Along with Jonathan Sexton and Brian O’Driscoll, O’Connell was one of three heavy-hitters rolled out from the Irish squad’s two-day training camp in Carton House yesterday to help promote ticket sales for the forthcoming November Tests against South Africa and Argentina, which went on sale to the public yesterday. The IRFU have not yet been able to collate whether less or more than 10,000 are in the process of being returned by the clubs and provinces.
Tickets began at €20 and €30 for the Argentina and South Africa games, rising to €55 and €65, with parent and child packages beginning at €30 and €45.
O’Connell, along with Stephen Ferris and Tommy Bowe, attended the Ireland squad’s review of the New Zealand tour at the Aviva Stadium on the afternoon of August 24th, partially in an attempt to find some sort of closure on the record 60-0 defeat in the third Test.
Watching that horror show unfold, O’Connell felt bad, and it made him wonder could he have pushed himself to travel. “The teams I’ve been involved in, a lot of good things have come from defeat and disappointing results. A lot comes out of that and it certainly did when we met a month ago.
“We addressed a few issues in terms of slow starts, our standards in training. A lot of issues we’re aware of but until you actually talk about them and put a few bits and pieces down on paper, only then you have something to strive towards. And that’s what we’ve done.”
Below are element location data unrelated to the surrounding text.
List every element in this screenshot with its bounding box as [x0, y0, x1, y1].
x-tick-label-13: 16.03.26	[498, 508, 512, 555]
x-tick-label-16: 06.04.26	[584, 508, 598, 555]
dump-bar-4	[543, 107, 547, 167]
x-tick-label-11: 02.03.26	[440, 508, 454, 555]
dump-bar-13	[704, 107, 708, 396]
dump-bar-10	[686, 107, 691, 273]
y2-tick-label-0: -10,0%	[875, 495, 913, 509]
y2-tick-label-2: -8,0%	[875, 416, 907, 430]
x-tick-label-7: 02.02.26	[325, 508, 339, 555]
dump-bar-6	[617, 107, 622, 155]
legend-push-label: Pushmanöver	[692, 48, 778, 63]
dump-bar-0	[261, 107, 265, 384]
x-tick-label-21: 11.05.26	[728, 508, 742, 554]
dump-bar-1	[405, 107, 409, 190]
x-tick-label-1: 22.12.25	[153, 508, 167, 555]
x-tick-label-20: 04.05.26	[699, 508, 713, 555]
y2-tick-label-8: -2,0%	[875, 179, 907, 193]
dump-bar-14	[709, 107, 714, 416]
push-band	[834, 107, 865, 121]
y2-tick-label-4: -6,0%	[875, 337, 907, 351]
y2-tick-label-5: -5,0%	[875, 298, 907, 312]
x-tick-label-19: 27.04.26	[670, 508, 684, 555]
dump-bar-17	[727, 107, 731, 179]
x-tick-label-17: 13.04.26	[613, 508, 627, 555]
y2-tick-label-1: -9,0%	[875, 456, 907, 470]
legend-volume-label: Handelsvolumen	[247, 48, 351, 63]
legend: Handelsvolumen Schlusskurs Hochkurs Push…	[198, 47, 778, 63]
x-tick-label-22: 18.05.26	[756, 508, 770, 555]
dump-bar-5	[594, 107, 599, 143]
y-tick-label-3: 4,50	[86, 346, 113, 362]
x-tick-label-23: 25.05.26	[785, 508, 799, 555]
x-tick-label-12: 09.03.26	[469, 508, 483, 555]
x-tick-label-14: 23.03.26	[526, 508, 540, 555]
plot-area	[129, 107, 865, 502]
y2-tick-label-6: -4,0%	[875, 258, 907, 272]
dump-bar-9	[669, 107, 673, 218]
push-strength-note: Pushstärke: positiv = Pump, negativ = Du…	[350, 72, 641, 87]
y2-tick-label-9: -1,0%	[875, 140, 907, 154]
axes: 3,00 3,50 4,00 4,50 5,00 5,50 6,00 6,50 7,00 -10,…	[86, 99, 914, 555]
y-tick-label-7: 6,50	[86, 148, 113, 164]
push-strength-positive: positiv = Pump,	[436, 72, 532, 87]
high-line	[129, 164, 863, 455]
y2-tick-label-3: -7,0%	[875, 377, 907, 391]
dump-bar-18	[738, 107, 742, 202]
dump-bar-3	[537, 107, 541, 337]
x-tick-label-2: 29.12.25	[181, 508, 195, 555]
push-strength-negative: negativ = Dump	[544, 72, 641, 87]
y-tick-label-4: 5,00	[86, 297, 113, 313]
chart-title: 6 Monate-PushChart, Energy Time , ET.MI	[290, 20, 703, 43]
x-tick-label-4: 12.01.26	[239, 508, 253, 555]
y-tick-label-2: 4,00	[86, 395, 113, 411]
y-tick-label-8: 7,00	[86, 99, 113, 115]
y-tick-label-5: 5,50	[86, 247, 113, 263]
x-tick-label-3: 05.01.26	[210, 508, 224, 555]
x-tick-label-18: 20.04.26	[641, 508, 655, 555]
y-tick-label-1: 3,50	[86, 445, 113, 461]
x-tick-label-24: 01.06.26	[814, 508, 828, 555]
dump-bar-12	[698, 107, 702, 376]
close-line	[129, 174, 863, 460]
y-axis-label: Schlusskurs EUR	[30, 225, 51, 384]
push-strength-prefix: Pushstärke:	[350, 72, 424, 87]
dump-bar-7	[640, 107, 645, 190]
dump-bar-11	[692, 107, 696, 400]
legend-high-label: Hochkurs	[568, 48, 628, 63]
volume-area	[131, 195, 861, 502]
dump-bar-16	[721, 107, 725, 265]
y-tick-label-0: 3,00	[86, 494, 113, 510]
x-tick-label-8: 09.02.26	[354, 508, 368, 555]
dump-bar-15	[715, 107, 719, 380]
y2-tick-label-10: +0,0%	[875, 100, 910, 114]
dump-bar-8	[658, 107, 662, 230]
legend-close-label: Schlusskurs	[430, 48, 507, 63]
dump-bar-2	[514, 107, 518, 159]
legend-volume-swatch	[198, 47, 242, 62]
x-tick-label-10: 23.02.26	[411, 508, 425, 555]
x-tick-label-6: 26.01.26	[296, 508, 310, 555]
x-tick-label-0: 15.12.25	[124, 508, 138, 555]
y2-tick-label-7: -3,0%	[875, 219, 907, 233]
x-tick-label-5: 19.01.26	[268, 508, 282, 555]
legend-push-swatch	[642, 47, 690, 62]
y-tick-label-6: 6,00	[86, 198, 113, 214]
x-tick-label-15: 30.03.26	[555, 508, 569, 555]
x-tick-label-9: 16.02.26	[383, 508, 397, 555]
“There was a hell of a lot of stuff that we spoke about,” admitted Sexton. “There was some hard truths, it was probably a tough meeting to go through. We watched a lot of the last Test. We have to take a bit of responsibility for that and there has to be some type of – not backlash – but there has to be some type of response.”
“We spoke about that Ireland has to be our number one and it has to be a step up from when we come back from the provinces. It hasn’t been for the want of trying,” added Sexton, who spoke of the apparent single-minded focus of the 2009 Grand Slammers.
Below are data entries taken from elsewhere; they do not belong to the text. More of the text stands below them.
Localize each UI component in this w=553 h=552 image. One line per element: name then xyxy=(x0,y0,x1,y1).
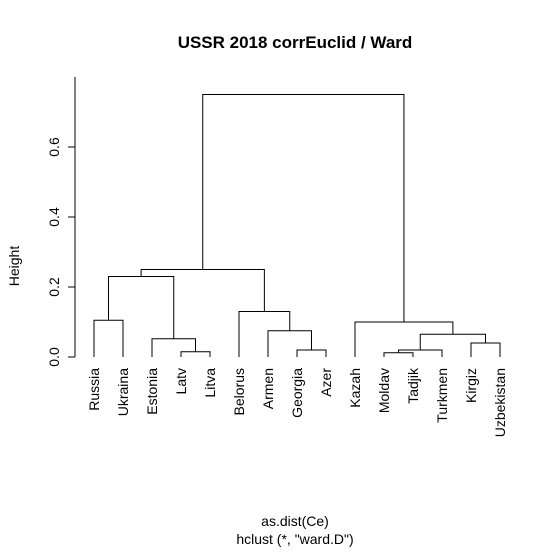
method-sublabel: hclust (*, "ward.D") xyxy=(236,531,353,547)
dendrogram-branch xyxy=(383,352,414,357)
leaf-label: Kirgiz xyxy=(463,368,479,403)
dendrogram-branch xyxy=(354,321,454,357)
dendrogram-branches xyxy=(93,94,501,357)
dendrogram-branch xyxy=(398,349,443,357)
leaf-label: Russia xyxy=(86,368,102,411)
dendrogram-branch xyxy=(180,351,211,357)
leaf-label: Moldav xyxy=(376,368,392,413)
leaf-label: Azer xyxy=(318,368,334,397)
dendrogram-branch xyxy=(151,338,196,357)
leaf-label: Latv xyxy=(173,368,189,394)
dendrogram-branch xyxy=(108,276,175,339)
dendrogram-branch xyxy=(267,330,312,357)
dendrogram-branch xyxy=(140,269,265,312)
dendrogram-branch xyxy=(202,94,405,322)
y-axis: 0.0 0.2 0.4 0.6 xyxy=(46,77,76,367)
y-tick-label: 0.6 xyxy=(46,137,62,157)
leaf-label: Georgia xyxy=(289,368,305,418)
dendrogram-branch xyxy=(238,311,291,357)
leaf-label: Estonia xyxy=(144,368,160,415)
y-tick-label: 0.0 xyxy=(46,347,62,367)
leaf-label: Armen xyxy=(260,368,276,409)
leaf-labels: Russia Ukraina Estonia Latv Litva Belorus Arme… xyxy=(86,367,508,437)
x-axis-label: as.dist(Ce) xyxy=(261,513,329,529)
y-tick-label: 0.4 xyxy=(46,207,62,227)
leaf-label: Belorus xyxy=(231,368,247,415)
leaf-label: Uzbekistan xyxy=(492,368,508,437)
dendrogram-branch xyxy=(470,342,501,357)
leaf-label: Tadjik xyxy=(405,367,421,404)
leaf-label: Litva xyxy=(202,368,218,398)
dendrogram-branch xyxy=(419,333,486,350)
leaf-label: Ukraina xyxy=(115,368,131,416)
y-tick-label: 0.2 xyxy=(46,277,62,297)
dendrogram-branch xyxy=(93,319,124,357)
chart-title: USSR 2018 corrEuclid / Ward xyxy=(178,33,413,52)
y-axis-label: Height xyxy=(6,246,22,287)
leaf-label: Kazah xyxy=(347,368,363,408)
dendrogram-branch xyxy=(296,349,327,357)
leaf-label: Turkmen xyxy=(434,368,450,423)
That 2009 triumph, of course, followed a cathartic, no-holds-barred get-together in Enfield after a taut November series. “If you look at the ’09 team there’s not too many survivors out of that starting team,” observed Sexton, “so I suppose there has been that little bit of transition and now it’s time for guys who’ve been there and maybe it’s their second or third season, that we start taking a bit of ownership of the team and take more decisions out there on the pitch. Maybe that’s where it’s been lacking.”
Clearly, the value of the green jersey was re-affirmed. O’Driscoll, who says he feels as well as ever physically after a niggle-free pre-season and will not consider his future beyond this season until the New Year, admitted: “Maybe we were guilty of taking for granted representing our country and you should never do that.
“It was important that we understand the pride of wearing the jersey and the respect we have to show it every time we put it on.”
“Sometimes you’re not given too much of a chance, other than holidays, to take stock of how great it is to play for your country. There is only one thing better than playing for your country and that’s winning for your country. We just have to try and remember what that’s like and make that feeling happen more often than not.”
Gordon D’Arcy (bruised ribs), Ronan O’Gara (dead leg), Simon Zebo (ankle), Eoin Reddan (leg), Declan Fitzpatrick (knee) and Mike McCarthy (calf) were unable to train with the Irish squad yesterday, and so the uncapped quartet of James Downey, Ian Madigan, Craig Gilroy and Paul Marshall were called in, as were Ronan Loughney and Devin Toner.